In 1978 Kunt created the first scientific journal on signal processing – entitled Signal Processing - and worked as its editor-in-chief till 2006. In parallel with the journal, he founded the European Association for Signal Processing (EURASIP). In 2006 he created the new journal Signal, Image and Video Processing as its editor-in-chief till 2013.

He served as a chairman and/or a member of the scientific committees of several international conferences and on the editorial boards of the Proceedings of the IEEE, Pattern Recognition Letters and Signal Processing. He was the co-chairman of the first European Signal Processing Conference (EUSIPCO) held in Lausanne in 1980 and the general chairman of the International Conference on Image Processing (ICIP'96) held in Lausanne in 1996. He was the president of the Swiss Association for Pattern Recognition from its creation until 1997. He consults for governmental offices including the French General Assembly.

In 1986 he became a fellow of the Institute of Electrical and Electronics Engineers (IEEE) for contribution to research and educational programs for signal and image processing in Europe.
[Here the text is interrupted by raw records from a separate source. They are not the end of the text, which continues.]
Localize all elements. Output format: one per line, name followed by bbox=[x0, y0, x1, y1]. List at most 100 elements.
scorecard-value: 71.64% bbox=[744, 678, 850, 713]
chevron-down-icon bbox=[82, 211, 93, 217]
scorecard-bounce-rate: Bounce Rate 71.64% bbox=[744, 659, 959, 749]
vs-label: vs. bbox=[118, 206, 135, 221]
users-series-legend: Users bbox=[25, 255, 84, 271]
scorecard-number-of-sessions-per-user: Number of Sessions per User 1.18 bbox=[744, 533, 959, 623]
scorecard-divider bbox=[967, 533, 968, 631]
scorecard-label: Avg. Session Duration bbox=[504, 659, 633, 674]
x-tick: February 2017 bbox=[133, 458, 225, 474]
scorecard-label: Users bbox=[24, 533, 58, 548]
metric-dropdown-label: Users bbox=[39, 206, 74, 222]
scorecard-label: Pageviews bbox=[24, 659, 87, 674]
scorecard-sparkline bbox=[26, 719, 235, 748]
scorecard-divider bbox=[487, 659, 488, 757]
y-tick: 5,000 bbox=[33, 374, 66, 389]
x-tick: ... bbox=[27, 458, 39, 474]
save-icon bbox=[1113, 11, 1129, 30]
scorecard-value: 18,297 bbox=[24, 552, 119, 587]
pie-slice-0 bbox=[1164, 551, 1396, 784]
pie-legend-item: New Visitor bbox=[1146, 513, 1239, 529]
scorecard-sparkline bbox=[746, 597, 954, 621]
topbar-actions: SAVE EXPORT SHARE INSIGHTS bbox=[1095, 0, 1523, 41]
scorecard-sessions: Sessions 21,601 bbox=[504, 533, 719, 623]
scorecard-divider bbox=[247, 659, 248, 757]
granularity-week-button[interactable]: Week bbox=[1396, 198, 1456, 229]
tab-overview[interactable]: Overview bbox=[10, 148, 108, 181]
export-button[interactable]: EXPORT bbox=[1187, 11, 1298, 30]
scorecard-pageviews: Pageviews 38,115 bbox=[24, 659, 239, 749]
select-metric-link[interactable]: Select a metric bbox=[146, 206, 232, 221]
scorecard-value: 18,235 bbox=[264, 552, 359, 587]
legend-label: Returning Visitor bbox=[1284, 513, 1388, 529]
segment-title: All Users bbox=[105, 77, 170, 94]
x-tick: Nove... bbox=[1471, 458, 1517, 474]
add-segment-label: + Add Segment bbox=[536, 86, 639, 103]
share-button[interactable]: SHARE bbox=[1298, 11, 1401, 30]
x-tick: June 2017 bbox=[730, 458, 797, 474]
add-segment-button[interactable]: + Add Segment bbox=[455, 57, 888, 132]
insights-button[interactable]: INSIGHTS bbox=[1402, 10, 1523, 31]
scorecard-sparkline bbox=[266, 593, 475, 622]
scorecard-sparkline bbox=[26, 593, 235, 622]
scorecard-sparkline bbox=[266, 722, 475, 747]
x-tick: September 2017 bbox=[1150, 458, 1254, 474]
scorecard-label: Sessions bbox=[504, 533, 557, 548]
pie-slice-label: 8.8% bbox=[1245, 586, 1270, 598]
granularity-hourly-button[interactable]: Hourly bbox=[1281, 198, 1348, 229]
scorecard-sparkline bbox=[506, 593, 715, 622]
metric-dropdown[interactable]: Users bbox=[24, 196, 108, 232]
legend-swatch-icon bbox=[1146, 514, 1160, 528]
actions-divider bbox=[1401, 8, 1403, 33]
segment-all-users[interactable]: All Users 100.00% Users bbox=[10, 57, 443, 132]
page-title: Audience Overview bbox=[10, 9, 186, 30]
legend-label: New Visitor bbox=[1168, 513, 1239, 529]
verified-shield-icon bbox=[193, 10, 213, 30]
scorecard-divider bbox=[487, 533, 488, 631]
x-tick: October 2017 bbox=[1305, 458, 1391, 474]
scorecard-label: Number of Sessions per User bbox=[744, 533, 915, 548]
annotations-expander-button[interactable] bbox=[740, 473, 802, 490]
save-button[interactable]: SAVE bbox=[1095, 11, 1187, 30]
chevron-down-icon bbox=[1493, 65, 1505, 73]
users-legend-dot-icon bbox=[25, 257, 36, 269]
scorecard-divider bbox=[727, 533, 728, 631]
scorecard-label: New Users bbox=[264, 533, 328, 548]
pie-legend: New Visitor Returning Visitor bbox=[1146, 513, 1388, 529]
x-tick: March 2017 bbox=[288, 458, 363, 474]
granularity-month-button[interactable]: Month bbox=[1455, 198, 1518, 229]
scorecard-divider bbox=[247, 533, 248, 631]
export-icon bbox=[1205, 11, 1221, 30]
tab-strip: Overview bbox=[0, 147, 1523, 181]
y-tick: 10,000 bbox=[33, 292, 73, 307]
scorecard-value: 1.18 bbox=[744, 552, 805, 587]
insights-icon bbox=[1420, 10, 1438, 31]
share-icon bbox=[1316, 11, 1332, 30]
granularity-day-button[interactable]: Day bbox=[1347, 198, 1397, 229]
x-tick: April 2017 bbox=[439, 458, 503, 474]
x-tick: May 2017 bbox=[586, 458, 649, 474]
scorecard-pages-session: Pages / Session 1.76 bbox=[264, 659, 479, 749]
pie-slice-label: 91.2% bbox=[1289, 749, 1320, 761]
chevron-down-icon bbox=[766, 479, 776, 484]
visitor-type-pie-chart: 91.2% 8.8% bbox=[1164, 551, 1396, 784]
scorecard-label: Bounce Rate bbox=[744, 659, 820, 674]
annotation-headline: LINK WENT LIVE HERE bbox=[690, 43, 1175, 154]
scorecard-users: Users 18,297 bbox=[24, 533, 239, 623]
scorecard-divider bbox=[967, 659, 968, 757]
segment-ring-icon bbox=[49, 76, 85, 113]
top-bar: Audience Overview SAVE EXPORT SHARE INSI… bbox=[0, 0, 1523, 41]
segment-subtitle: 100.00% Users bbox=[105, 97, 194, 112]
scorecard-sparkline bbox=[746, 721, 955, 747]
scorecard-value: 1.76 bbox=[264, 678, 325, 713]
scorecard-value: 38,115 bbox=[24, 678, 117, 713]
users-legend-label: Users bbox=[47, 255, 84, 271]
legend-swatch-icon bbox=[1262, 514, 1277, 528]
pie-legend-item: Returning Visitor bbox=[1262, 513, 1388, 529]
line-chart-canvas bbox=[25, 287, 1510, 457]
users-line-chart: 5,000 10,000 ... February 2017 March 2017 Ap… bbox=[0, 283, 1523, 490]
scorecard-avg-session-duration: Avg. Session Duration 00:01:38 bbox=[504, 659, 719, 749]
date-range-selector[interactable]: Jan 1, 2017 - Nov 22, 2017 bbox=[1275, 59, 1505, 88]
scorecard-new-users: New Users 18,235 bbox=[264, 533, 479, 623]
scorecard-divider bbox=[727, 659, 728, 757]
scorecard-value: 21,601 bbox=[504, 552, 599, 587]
This was followed by the gold medal of EURASIP for meritorious services in 1983, the IEEE ASSP technical achievement award in 1996, the IEEE Third millennium Medal in 2000, an honorary doctorate from the Catholic University of Leuven in 2001, the technical achievement award of EURASIP and the imaging scientist of the year award of the IS&T and SPIE in 2003.

Several spin-offs came out of his laboratory including Alpvision, Fastcom Technologies, Visiowave, Pixartis and SpinetiX.

In addition to his scientific activities, he regularly publishes his opinions in daily newspapers and weekly journals.